The controversy over the adoption of the Federal constitution had the effect of re-uniting the patriotic lodges. The rich and influential classes favored Hamilton’s design of a republic having a President and a Senate chosen for life, and State governments elected by Congress. Opposed to this attempt toward a highly centralized government were the forces which afterward organized the Anti-Federalist party. Their leader in New York was Governor George Clinton. The greater number of the old members of the Liberty and Tammany societies, now familiarly known as “Liberty boys,” belonged to this opposition.
During this agitation Hamilton managed to strengthen his party, by causing to be removed, in 1787, the political disabilities bearing upon the Tories.

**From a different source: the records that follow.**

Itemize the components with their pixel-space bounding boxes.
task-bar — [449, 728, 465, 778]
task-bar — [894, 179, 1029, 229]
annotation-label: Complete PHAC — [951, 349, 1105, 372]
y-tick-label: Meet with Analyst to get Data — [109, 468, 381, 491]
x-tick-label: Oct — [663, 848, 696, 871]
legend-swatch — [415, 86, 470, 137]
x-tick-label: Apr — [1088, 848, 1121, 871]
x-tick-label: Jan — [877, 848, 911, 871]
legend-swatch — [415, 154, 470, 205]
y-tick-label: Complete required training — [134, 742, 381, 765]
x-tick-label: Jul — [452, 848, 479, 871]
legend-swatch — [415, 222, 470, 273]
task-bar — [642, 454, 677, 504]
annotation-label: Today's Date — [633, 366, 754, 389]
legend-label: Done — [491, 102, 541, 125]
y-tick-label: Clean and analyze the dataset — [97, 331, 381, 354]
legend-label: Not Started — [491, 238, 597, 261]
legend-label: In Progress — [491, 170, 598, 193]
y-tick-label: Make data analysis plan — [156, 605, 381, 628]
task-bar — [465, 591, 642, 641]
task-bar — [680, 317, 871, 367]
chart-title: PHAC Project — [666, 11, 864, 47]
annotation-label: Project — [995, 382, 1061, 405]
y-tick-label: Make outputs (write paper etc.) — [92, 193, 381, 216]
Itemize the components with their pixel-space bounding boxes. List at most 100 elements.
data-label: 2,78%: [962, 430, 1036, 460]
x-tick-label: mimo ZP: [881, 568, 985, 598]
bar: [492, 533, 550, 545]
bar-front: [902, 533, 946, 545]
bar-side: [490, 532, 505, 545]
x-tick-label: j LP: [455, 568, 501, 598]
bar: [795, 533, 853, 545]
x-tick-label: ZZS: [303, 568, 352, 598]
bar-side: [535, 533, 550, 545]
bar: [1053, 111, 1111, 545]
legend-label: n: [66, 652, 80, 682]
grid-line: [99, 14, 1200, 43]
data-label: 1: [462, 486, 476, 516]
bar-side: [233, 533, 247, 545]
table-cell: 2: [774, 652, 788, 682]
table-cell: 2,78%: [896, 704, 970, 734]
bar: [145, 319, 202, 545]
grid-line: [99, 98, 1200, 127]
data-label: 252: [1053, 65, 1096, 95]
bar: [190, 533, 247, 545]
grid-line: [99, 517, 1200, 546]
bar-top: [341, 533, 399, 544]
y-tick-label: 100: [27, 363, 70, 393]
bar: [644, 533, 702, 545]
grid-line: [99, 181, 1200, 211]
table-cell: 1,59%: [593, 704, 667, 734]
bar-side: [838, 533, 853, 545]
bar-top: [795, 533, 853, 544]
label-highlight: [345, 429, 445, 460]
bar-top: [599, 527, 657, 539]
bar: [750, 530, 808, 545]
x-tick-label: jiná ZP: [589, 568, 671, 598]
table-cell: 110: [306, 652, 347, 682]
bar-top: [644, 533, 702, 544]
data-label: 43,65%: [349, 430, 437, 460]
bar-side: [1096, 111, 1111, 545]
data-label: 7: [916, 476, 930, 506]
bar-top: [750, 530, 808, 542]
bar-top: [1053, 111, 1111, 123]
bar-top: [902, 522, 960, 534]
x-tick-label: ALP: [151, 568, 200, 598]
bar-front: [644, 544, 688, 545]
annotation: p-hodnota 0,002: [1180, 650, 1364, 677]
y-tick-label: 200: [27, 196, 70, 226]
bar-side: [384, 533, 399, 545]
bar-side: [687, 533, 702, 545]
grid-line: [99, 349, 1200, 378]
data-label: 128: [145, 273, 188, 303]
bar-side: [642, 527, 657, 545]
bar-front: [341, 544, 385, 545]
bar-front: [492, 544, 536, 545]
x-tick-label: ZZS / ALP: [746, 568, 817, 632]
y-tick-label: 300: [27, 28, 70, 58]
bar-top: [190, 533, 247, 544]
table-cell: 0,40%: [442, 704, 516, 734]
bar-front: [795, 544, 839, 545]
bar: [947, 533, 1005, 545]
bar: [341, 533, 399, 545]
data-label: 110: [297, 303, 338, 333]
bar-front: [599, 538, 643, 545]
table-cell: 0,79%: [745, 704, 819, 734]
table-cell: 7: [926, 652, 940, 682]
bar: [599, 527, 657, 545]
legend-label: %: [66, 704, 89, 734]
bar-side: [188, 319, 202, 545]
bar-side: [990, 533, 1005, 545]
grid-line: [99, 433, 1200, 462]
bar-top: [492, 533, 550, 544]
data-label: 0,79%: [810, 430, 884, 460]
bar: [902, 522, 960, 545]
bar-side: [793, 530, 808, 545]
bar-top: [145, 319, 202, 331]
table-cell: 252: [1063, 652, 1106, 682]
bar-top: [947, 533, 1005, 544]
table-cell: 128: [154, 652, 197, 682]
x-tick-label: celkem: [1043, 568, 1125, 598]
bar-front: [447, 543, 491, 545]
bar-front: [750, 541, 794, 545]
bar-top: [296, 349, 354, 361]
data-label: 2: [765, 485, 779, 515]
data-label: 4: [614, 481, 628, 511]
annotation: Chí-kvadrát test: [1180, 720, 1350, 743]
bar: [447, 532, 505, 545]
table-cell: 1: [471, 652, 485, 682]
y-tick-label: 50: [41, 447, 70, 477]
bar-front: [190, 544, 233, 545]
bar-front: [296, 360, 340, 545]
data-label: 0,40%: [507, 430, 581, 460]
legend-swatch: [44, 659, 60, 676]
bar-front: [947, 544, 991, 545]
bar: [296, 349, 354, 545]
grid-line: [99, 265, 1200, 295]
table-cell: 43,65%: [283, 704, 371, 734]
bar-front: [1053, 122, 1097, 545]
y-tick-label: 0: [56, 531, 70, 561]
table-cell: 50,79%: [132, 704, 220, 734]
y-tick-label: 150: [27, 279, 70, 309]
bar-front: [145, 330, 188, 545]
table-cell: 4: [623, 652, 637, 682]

New York was noted for its Tories, more numerous in proportion than in any other colony, since here, under the Crown, offices were dispensed more liberally than elsewhere. In the heat of the Revolutionary War and the times immediately following it, popular indignation struck at them in severe laws. In all places held by the patriot army a Tory refusing to renounce his allegiance to King George ran considerable danger not only of mob visit, but of confiscation of property, exile, imprisonment, or, in flagrant cases of adherence to the enemy, death. From 1783 to 1787 the “Liberty boys” of the Revolution, who formed the bulk of the middle and working classes, governed New York City politics. In freeing the Tories from oppressive laws, and opening political life to them, Hamilton at once secured the support of a propertied class (for many of them had succeeded in retaining their estates) numerous enough to form a balance of power and to enable him to wrest the control of the city from the “Liberty boys.”
The elevation to office of many of the hated, aristocratic supporters of Great Britain inflamed the minds of the “Liberty boys” and their followers, and made the chasm between the classes, already wide, yet wider. The bitterest feeling cropped out. Hamilton, put upon the defensive, took pains in his addresses to assure the people of the baselessness of the accusation that he aimed to keep the rich families in power. That result, however, had been partially assured by the State constitution of 1777. Gaging sound citizenship by the ownership of property, the draughtsmen of that instrument allowed only actual residents having freeholds to the value of £100, free of all debts, to vote for Governor, Lieutenant-Governor and State Senators, while a vote for the humbler office of Assemblyman was given only to those having freeholds of £20 in the county or paying forty shillings rent yearly. Poor soldiers who had nobly sustained the Revolutionary cause were justly embittered at being disqualified by reason of their poverty, while full political power was given to the property-owning Tories.